1986 Act Tenancies – Tips and Traps

There are still many tenancies governed by the Agricultural Holdings Act 1986 (1986 Act). This article explores problem areas relating to the termination of these agreements. The notices to quit relating to Cases as mentioned below are those notices where the tenant has only a limited opportunity for successful resistance. Thus good legal advice for landlord or tenant is vital. 

Forfeiture   

Most commercial leases contain forfeiture clauses. A 1986 Act tenancy can also contain them, but not all forfeiture clauses in these tenancies are enforceable. This is because they do not give the tenant sufficient time to serve a counter notice in respect of agricultural matters.

Case B –Planning permission for non-agricultural use  

All land identified in a notice to quit must be included within the planning permission.
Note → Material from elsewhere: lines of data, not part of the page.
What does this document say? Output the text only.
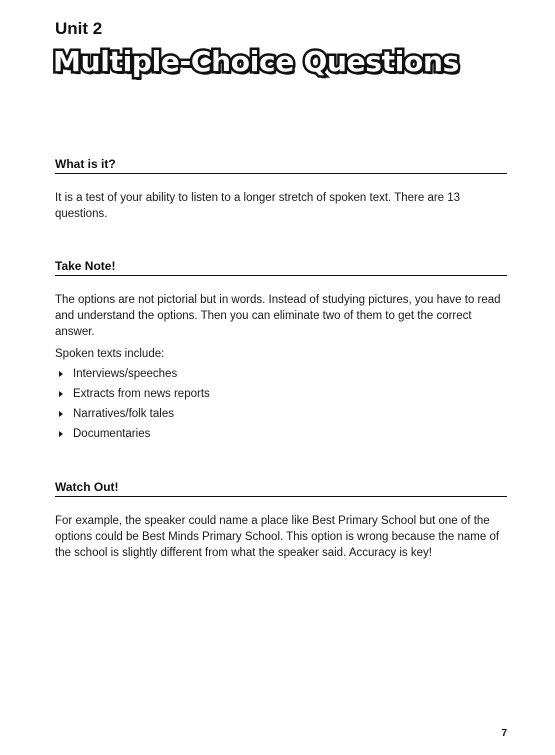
Unit 2
Multiple-Choice Questions
What is it?

It is a test of your ability to listen to a longer stretch of spoken text. There are 13 questions.

Take Note!

The options are not pictorial but in words. Instead of studying pictures, you have to read and understand the options. Then you can eliminate two of them to get the correct answer.

Spoken texts include:

Interviews/speeches
Extracts from news reports
Narratives/folk tales
Documentaries
Watch Out!

For example, the speaker could name a place like Best Primary School but one of the options could be Best Minds Primary School. This option is wrong because the name of the school is slightly different from what the speaker said. Accuracy is key!

7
If there is going to be a phased development, and the tenant is on the last part of the site, the tenant might be able to resist the notice to quit if it is given at the beginning of the development. This is because the tenant’s area might be developed several years later. 

In other cases, in an attempt to resist a Case B notice, the tenant could look at the design of the development.  For example if there are barns to be converted to offices with areas of landscaping, part of the planning permission might show the landscaping areas as being grazed or mown for hay.  The notice to quit may be bad if it includes these landscaped/agricultural areas as not all the land included in the notice would be required for non-agricultural use. 

Case C – Bad Husbandry

As everyone knows, keeping the land in good agricultural and environmental condition is the standard required for the cross compliance regulations. The emphasis in the definition of bad husbandry is on production as opposed to the actual farming methods. If a tenant is going to go out of production, but merely comply with the cross compliance regulations then he will need the landlord’s consent, otherwise there is a danger that the  landlord could attempt to obtain a certificate of bad husbandry and give a Case C notice to quit.  

Case D – Remediable Breach   

If a tenant is behind with his rental payments, a landlord can serve a Case D notice to terminate the tenancy if he has previously served a notice to pay the rent, and the tenant has failed to pay. The notice to pay rent does only relate to sums reserved as rent in the agreement. Recently a landlord attempted to pursue a notice to quit for non-compliance with a notice to pay rent, where that notice referred not only to the principal rent but also to VAT.  The landlord argued that the VAT was rent.  There was no provision in the agreement to reserve the VAT as rent and the notice to quit failed.

Case E – Non-remediable Breach

As with all tenancy agreements, if there is no reference in the agreement to a restriction on assignment or if it is an oral agreement, then the tenant is free to assign.  However, it is very important to check all paperwork signed by the parties during the lifetime of the tenancy to ensure that there are no memoranda introducing such a provision.  If a tenancy agreement or memorandum with a non-assignment clause is later found, then having assigned the agreement, the tenant will be in breach of covenant.  The landlord will be entitled to serve a Case E notice to quit for a non-remediable breach.